Kaitlin, whose test we prayed for has also been able to get out of the bad real estate deal she was enmeshed in. Deo gratias, and thanksgiving prayers!
Lola, whose back surgery we prayed for, has now developed pain/numbness in her other leg. Unsure of the cause, possibly a bone chip or spur, they are taking her back to surgery this afternoon. Continued prayers, please, and for her brother, Richard and all their family.
Lord, help us all as You know and will. God's will is best. All is mercy and
grace. God is never absent, praise Him. Thanks so much. JL
February 6, June 7, October 7
Chapter 7: On Humility
The ninth degree of humility
is that a monk restrain his tongue and keep silence,
not speaking until he is questioned.
For the Scripture shows
that "in much speaking there is no escape from sin" (Prov. 10:19)
and that "the talkative man is not stable on the earth" (Ps. 139:12).
OK, if you are a parent, you cannot speak to your children only when
they question you. The therapy bills in later years would be
astronomical. There are many situations in a Benedictine life lived
in the world, among non-monastics, where this has to be altered, but
its kernel of truth must be discovered and maintained.
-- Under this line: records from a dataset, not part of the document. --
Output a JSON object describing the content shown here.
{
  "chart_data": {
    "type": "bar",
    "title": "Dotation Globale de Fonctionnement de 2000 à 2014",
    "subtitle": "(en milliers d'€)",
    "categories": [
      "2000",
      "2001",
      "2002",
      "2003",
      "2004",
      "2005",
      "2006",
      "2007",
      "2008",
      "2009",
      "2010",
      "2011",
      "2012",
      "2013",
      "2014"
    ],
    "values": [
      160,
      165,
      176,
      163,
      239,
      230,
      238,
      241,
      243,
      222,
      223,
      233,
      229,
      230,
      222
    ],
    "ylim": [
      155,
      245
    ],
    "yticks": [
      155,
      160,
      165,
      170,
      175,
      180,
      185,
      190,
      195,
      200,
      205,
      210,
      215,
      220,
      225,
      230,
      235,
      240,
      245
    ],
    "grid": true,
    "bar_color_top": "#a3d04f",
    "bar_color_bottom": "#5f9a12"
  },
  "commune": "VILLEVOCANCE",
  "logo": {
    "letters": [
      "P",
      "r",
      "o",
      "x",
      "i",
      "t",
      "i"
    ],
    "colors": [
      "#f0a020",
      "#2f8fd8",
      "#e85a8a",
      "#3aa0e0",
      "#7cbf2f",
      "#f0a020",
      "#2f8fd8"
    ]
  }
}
WHY do we talk needlessly? Quite often it is nothing more than a
trick to change the reality around us. We are bored, or we feel we
are not getting enough attention or we think the mood too heavy, so
we speak to change whatever annoys us at the moment. I should know.
I am infamous for creating my own entertainment when things seem
dull to me. That's not always a great idea...
Some tough moments, some difficult stuff are meant to be endured.
They are part of our necessary learning and growth. Ever notice how
we assess a child's maturity by its ability to be quiet and non-
fidgety in surroundings (like Church!) that do not spoon feed its
attention span? Well, the same is true of us at every stage. We do
ourselves harm if we defuse every single tense moment with a word or
two. We cheat ourselves.
All too often we speak only to remind the universe around us, which
has carelessly forgotten for a second that we are its center, of a
whole bevy of falsehoods: I am the cutest, smartest, or wittiest, I
have the solution to all of this. What folly on the part of the
entire cosmos to forget our importance! Better speak to clear the
Those who know me are thinking: "HE wrote THIS?!?" Yes, alas, I am
guilty of all I wrote. Three times a year the Holy Rule reminds me of
that and each time I am aware that I need to work on it. Thanks be to
God, the Rule IS read three times a year: usually by the time the
next reading comes up, my interest has flagged and I have to start
over. As for the part about the talkative not being "stable on the
earth," well, there have been times in the last 18 years
when God had to nail my feet to the floor to keep me faithful and I am
not dead yet... I have not always been His most willing pupil, but
oh, is He ever patient! And infinitely merciful!
But, as one Desert Father said, that's what we do all day in
monasteries: "We fall down and we get up."